Abstract

The mid-sixteenth-century La Casa del que Mató al Animal (Puebla, Mexico) is distinguished by its sculpted doorway, the jambs of which depict two hunters holding chained dogs attacking animals. Likely derived from European tapestries or prints, the work was sculpted by Indigenous artists working for the Spanish owner. A popular legend (first documented in the middle of the nineteenth century) developed around the work, linking its iconography to a story in which a young soldier, motivated by love, was said to have defeated a giant serpent that appeared in Puebla. Clearly, however, the work itself does not support such a reading. This paper, then, will address the appeal of this legend and, more significantly, the period meaning of the work.
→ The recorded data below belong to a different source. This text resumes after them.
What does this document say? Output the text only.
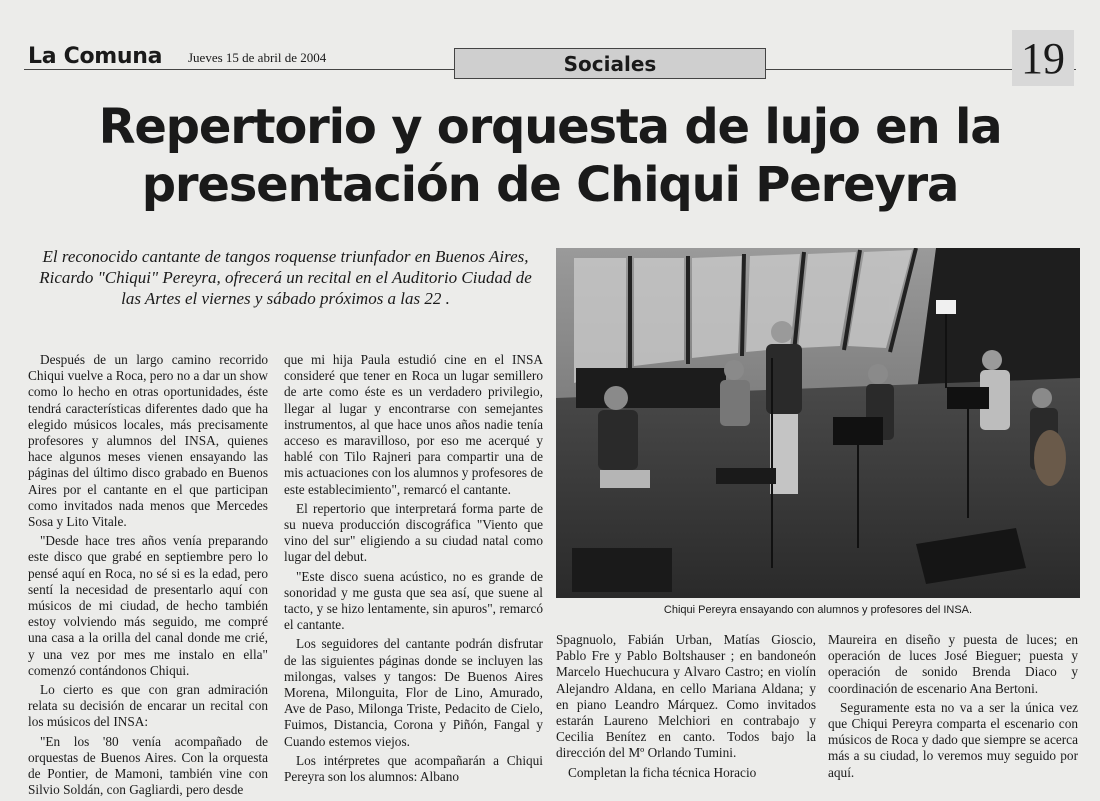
La Comuna Jueves 15 de abril de 2004	Sociales	19
Repertorio y orquesta de lujo en la
presentación de Chiqui Pereyra
El reconocido cantante de tangos roquense triunfador en Buenos Aires, Ricardo "Chiqui" Pereyra, ofrecerá un recital en el Auditorio Ciudad de las Artes el viernes y sábado próximos a las 22 .

Después de un largo camino recorrido Chiqui vuelve a Roca, pero no a dar un show como lo hecho en otras oportunidades, éste tendrá características diferentes dado que ha elegido músicos locales, más precisamente profesores y alumnos del INSA, quienes hace algunos meses vienen ensayando las páginas del último disco grabado en Buenos Aires por el cantante en el que participan como invitados nada menos que Mercedes Sosa y Lito Vitale.

"Desde hace tres años venía preparando este disco que grabé en septiembre pero lo pensé aquí en Roca, no sé si es la edad, pero sentí la necesidad de presentarlo aquí con músicos de mi ciudad, de hecho también estoy volviendo más seguido, me compré una casa a la orilla del canal donde me crié, y una vez por mes me instalo en ella" comenzó contándonos Chiqui.

Lo cierto es que con gran admiración relata su decisión de encarar un recital con los músicos del INSA:

"En los '80 venía acompañado de orquestas de Buenos Aires. Con la orquesta de Pontier, de Mamoni, también vine con Silvio Soldán, con Gagliardi, pero desde

que mi hija Paula estudió cine en el INSA consideré que tener en Roca un lugar semillero de arte como éste es un verdadero privilegio, llegar al lugar y encontrarse con semejantes instrumentos, al que hace unos años nadie tenía acceso es maravilloso, por eso me acerqué y hablé con Tilo Rajneri para compartir una de mis actuaciones con los alumnos y profesores de este establecimiento", remarcó el cantante.

El repertorio que interpretará forma parte de su nueva producción discográfica "Viento que vino del sur" eligiendo a su ciudad natal como lugar del debut.

"Este disco suena acústico, no es grande de sonoridad y me gusta que sea así, que suene al tacto, y se hizo lentamente, sin apuros", remarcó el cantante.

Los seguidores del cantante podrán disfrutar de las siguientes páginas donde se incluyen las milongas, valses y tangos: De Buenos Aires Morena, Milonguita, Flor de Lino, Amurado, Ave de Paso, Milonga Triste, Pedacito de Cielo, Fuimos, Distancia, Corona y Piñón, Fangal y Cuando estemos viejos.

Los intérpretes que acompañarán a Chiqui Pereyra son los alumnos: Albano

Chiqui Pereyra ensayando con alumnos y profesores del INSA.

Spagnuolo, Fabián Urban, Matías Gioscio, Pablo Fre y Pablo Boltshauser ; en bandoneón Marcelo Huechucura y Alvaro Castro; en violín Alejandro Aldana, en cello Mariana Aldana; y en piano Leandro Márquez. Como invitados estarán Laureno Melchiori en contrabajo y Cecilia Benítez en canto. Todos bajo la dirección del Mº Orlando Tumini.

Completan la ficha técnica Horacio

Maureira en diseño y puesta de luces; en operación de luces José Bieguer; puesta y operación de sonido Brenda Diaco y coordinación de escenario Ana Bertoni.

Seguramente esta no va a ser la única vez que Chiqui Pereyra comparta el escenario con músicos de Roca y dado que siempre se acerca más a su ciudad, lo veremos muy seguido por aquí.
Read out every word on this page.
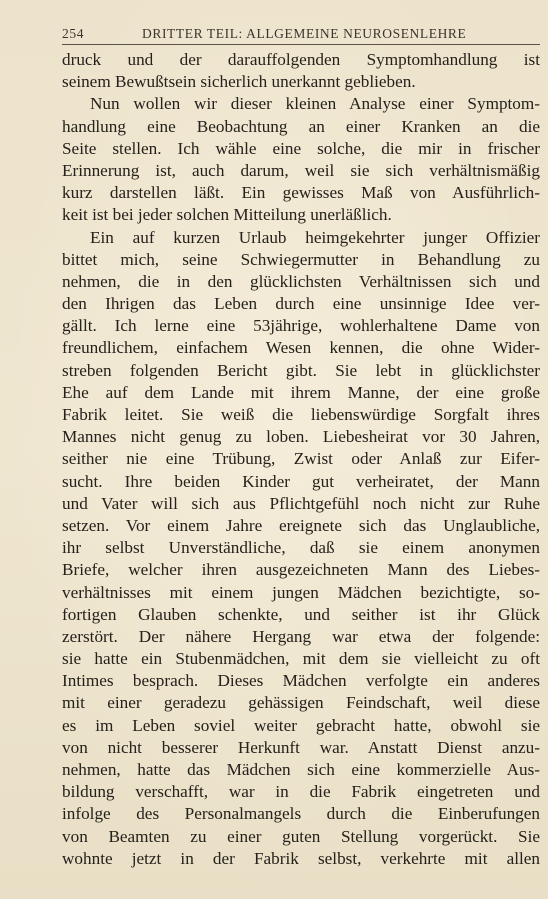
254	DRITTER TEIL: ALLGEMEINE NEUROSENLEHRE
druck und der darauffolgenden Symptomhandlung ist
seinem Bewußtsein sicherlich unerkannt geblieben.
Nun wollen wir dieser kleinen Analyse einer Symptom-
handlung eine Beobachtung an einer Kranken an die
Seite stellen. Ich wähle eine solche, die mir in frischer
Erinnerung ist, auch darum, weil sie sich verhältnismäßig
kurz darstellen läßt. Ein gewisses Maß von Ausführlich-
keit ist bei jeder solchen Mitteilung unerläßlich.
Ein auf kurzen Urlaub heimgekehrter junger Offizier
bittet mich, seine Schwiegermutter in Behandlung zu
nehmen, die in den glücklichsten Verhältnissen sich und
den Ihrigen das Leben durch eine unsinnige Idee ver-
gällt. Ich lerne eine 53jährige, wohlerhaltene Dame von
freundlichem, einfachem Wesen kennen, die ohne Wider-
streben folgenden Bericht gibt. Sie lebt in glücklichster
Ehe auf dem Lande mit ihrem Manne, der eine große
Fabrik leitet. Sie weiß die liebenswürdige Sorgfalt ihres
Mannes nicht genug zu loben. Liebesheirat vor 30 Jahren,
seither nie eine Trübung, Zwist oder Anlaß zur Eifer-
sucht. Ihre beiden Kinder gut verheiratet, der Mann
und Vater will sich aus Pflichtgefühl noch nicht zur Ruhe
setzen. Vor einem Jahre ereignete sich das Unglaubliche,
ihr selbst Unverständliche, daß sie einem anonymen
Briefe, welcher ihren ausgezeichneten Mann des Liebes-
verhältnisses mit einem jungen Mädchen bezichtigte, so-
fortigen Glauben schenkte, und seither ist ihr Glück
zerstört. Der nähere Hergang war etwa der folgende:
sie hatte ein Stubenmädchen, mit dem sie vielleicht zu oft
Intimes besprach. Dieses Mädchen verfolgte ein anderes
mit einer geradezu gehässigen Feindschaft, weil diese
es im Leben soviel weiter gebracht hatte, obwohl sie
von nicht besserer Herkunft war. Anstatt Dienst anzu-
nehmen, hatte das Mädchen sich eine kommerzielle Aus-
bildung verschafft, war in die Fabrik eingetreten und
infolge des Personalmangels durch die Einberufungen
von Beamten zu einer guten Stellung vorgerückt. Sie
wohnte jetzt in der Fabrik selbst, verkehrte mit allen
By placing it in the context of other domestic decoration from the New World and concerns relating to the political narratives of power, status, and conquest, I argue for a connotative reading of the work’s hunting and canine iconography attentive to understandings of the social and political meaning of the Spanish conquest in the period after the passing of the Nuevas leyes(New Laws on the treatment and preservation of the Indians) in 1542, the abolishment of the ayuda (the grant of Indigenous labor from Cholula, Tlaxcala, and elsewhere) in Puebla in 1545, and the Valladolid debate (1550–51) on the rights and treatment of the Indigenous people of the Americas. The work will be read as a powerful expression of conquistadorial ideology (via the work’s connection to the important local leader Gonzalo Díaz de Vargas) at a time when this ideology was under increasing pressure.